Richard Daws, the winner of the Shooting Times AYA Centenary competition, has only been shooting for 18 months and in his first of a regular monthly blog for Shooting UK, he explains the challenges he has faced when deciding on what clothing to buy. Is a bargain really a bargain?
It is evident that clothing is a significant expense when you take up shooting. It is vitally important to choose the right stuff, as no outdoor sport is fun in inappropriate attire.
One advantage of the lengthy shotgun certificate application time was that I was able to buy the associated shooting accessories over a period of months rather than days.
There is only one real problem, where on earth do you start? In the 18 months or so since I began collecting/hoarding shooting equipment I have certainly learned from my mistakes!
Some shooting clothing in shops can seem quite expensive, so you naturally look online for a bargain.

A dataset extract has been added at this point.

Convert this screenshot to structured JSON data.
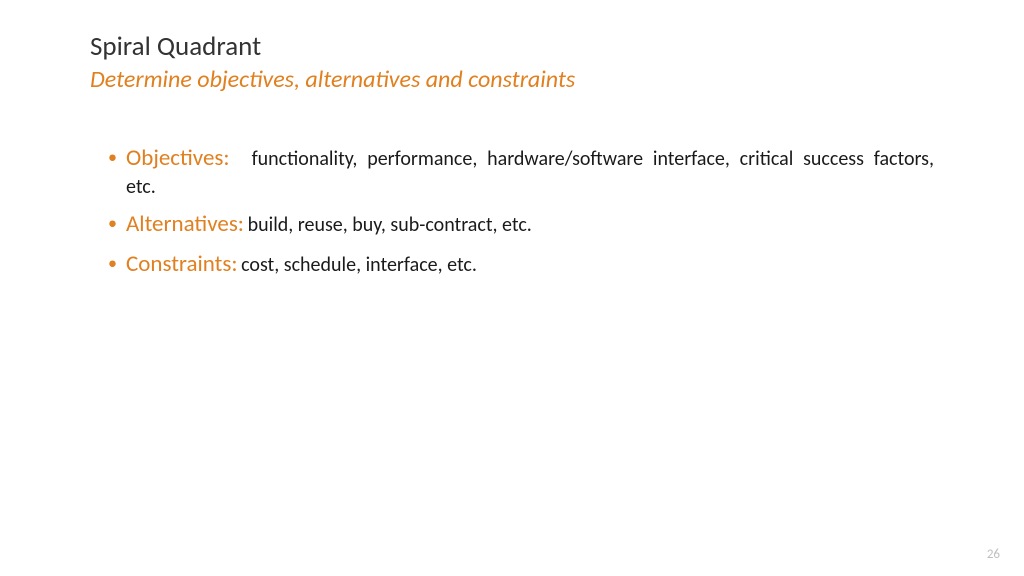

Online shops can offer great discounts and seemingly unmissable deals, but if the clothes don’t fit then a bargain instantly becomes clutter and wasted money. As I have found out, sizes for clothing vary spectacularly, some items are labelled wrongly from the outset and a picture on the Internet can be very different from what turns up in the post.
As a newbie to shooting I wanted to ensure that I looked the part. Initially I decided that tweeds were the thing to buy and would help me to fit in. However, after four attempts at trying to get the right size from a bargain online store, my tweed collection was consigned to the loft. Not only were the items not comfortable but far too thick for the average British weather.
I didn’t want to pay the shop price for a Musto Waistcoat, so I bought an online alternative, which was OK but the poppers scratch the gunstock. Into the loft that has gone. I did manage to buy moleskin trousers online and a skeet vest from the Beretta e-store which was a big saving on shop prices. I also managed to get a great looking coat online for a bargain price, but after a year it is beginning to fall apart.
The moral of the story is buy what you want in the first place because trying to find lower cost alternatives can cost the same, or even more.
There is a happy ending however, the Musto vest I wanted has been acquired from William Evans, the shop ensured it fitted properly and were incredibly helpful and it was 60% off – a genuine bargain!
And of course, Coats 2 Syria will be receiving all of my worn once (or not at all) ‘bargains’ in the near future.